Votée après plus de deux jours de débats et d’interventions, cette résolution réclame que la Russie«retire immédiatement, complètement et sans conditions toutes ses forces militaires»d’Ukraine, et«condamne la décision de la Russie d’accentuer la mise en alerte de ses forces nucléaires». Cinq pays ont voté contre (Russie, Biélorussie, Corée du Nord, Érythrée, Syrie) et 35 se sont abstenus, parmi lesquels la Chine et le Maroc.
Le ministère des Affaires étrangères marocain a justifié sa décision par le biais d’un communiqué publié mercredi soir, dans lequel le Royaume affirme que «la non-participation du Maroc ne saurait faire l’objet d’aucune interprétation par rapport à sa position de principe concernant la situation entre la Fédération de Russie et l’Ukraine, telle que réaffirmée dans le Communiqué du ministère des Affaires étrangères, de la Coopération africaine et des Marocains résidant à l’Étranger, en date du 26 février 2022».

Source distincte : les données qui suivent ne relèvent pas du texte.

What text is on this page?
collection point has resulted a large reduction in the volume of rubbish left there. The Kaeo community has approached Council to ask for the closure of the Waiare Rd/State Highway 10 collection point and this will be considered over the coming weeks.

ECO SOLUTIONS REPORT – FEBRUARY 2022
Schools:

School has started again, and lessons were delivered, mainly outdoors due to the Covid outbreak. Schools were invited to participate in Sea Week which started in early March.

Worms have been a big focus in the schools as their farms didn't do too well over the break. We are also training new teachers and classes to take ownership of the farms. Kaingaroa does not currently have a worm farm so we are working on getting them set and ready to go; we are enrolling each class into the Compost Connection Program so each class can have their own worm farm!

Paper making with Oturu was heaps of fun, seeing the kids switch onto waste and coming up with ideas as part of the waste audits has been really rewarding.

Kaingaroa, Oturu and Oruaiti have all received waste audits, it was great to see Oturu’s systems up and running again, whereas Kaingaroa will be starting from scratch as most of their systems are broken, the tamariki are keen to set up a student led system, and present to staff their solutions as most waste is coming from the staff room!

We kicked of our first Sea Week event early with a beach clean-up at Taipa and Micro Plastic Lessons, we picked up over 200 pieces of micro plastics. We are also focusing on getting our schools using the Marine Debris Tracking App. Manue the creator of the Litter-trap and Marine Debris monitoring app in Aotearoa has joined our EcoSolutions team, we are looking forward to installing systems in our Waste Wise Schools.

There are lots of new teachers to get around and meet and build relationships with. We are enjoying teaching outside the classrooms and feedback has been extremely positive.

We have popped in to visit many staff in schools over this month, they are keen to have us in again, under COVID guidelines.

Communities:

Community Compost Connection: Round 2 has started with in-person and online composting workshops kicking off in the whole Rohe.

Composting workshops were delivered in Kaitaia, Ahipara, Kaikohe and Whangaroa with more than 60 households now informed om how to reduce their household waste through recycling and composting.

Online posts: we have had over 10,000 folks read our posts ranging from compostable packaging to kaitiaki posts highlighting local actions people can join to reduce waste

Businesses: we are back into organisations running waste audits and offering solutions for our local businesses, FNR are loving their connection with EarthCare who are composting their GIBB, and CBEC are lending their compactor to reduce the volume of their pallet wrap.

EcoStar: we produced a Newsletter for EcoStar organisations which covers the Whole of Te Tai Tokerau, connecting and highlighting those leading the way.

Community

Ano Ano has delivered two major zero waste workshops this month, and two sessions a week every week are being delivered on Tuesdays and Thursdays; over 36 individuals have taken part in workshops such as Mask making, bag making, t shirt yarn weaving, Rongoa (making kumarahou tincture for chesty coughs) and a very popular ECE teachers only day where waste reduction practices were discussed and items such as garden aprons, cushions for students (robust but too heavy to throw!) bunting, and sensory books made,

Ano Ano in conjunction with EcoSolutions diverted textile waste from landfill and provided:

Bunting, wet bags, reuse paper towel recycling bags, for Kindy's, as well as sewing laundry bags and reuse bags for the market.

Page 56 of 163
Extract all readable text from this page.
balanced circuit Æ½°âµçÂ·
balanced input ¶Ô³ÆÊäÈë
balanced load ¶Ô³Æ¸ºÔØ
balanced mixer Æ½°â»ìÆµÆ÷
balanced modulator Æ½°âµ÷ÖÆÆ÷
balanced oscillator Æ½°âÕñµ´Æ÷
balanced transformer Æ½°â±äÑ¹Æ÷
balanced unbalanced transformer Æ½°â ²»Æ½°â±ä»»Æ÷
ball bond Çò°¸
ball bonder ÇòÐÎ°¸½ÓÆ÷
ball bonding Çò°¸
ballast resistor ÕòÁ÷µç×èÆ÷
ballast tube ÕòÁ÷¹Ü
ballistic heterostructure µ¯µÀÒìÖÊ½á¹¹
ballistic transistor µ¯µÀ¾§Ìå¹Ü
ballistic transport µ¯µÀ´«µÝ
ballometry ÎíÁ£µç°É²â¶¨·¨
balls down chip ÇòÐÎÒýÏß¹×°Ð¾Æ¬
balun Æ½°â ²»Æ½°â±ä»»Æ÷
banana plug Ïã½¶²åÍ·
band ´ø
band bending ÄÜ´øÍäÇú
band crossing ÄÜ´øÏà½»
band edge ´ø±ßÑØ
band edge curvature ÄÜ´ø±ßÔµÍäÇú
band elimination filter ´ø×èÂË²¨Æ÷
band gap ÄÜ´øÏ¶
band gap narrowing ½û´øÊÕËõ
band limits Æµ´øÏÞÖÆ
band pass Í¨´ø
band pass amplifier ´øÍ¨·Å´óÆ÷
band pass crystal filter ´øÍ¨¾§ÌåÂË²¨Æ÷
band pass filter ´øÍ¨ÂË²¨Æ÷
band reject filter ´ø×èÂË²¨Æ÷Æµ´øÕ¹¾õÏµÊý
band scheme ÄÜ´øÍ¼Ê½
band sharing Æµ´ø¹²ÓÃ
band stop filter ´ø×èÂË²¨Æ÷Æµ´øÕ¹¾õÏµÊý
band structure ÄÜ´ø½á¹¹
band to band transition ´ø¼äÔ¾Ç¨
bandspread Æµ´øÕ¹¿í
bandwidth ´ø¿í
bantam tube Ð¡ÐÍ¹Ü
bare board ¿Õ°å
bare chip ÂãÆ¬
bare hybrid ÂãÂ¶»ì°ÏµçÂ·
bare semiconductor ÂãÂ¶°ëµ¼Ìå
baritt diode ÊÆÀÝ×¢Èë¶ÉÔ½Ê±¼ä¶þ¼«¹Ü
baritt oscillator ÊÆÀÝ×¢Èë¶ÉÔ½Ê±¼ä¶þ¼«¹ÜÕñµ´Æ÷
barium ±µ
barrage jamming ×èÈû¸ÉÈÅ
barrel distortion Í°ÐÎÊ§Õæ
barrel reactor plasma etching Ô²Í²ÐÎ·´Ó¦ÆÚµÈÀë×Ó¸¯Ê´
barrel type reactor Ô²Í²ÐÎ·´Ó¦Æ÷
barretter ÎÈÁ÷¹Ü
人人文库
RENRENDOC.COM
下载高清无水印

Deux jours après le déclenchement de la guerre par Moscou le 24 février, la diplomatie marocaine avait en effet réagi via un communiqué, soutenant que «le Royaume du Maroc suit avec inquiétude l’évolution de la situation entre la Fédération de Russie et l’Ukraine. Le Royaume du Maroc réitère son soutien à l’intégrité territoriale et à l’unité nationale de tous les États membres des Nations Unies».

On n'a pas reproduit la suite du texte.